The leaves of the plant can be woven together to make brooms or brushes. Long stalks of the plant can be strung together with other plant fiber or string to be used for cleaning pots and pans. It has also been used as a building material when mixed with adobe for its adhesive qualities and strength.

=== Gardens ===
Koeleria macrantha is used as an exceptionally low-maintenance lawn and turf grass. It is not suitable for high-traffic use due to its slow growth rate. It is often used for golf course roughs.

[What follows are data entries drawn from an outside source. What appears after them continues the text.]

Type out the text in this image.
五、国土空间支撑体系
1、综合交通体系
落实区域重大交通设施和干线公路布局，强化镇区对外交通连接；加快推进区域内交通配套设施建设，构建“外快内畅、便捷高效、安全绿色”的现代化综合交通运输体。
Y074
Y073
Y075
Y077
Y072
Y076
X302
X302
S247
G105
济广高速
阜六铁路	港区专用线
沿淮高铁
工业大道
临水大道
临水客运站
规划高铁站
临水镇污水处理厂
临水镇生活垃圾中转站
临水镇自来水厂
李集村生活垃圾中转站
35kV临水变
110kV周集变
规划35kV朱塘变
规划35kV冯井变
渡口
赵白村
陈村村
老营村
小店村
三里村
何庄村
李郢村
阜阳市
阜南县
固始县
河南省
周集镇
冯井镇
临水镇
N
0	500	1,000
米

=== Wildfire protection ===
Koeleria macrantha has been implemented in several areas of frequent wildfires due to its fire-resistant qualities. Due to its small size and the coarse leaves, they burn faster and transfer a very small amount of heat to the soil below. It also usually grows in small groups, which limits the amount of damage it can do once it burns. Although this species varies in its impact on fighting wildfires depending on the environment it grows in and the state of the plant, it provides a much needed damper for controlling the fire once it has begun.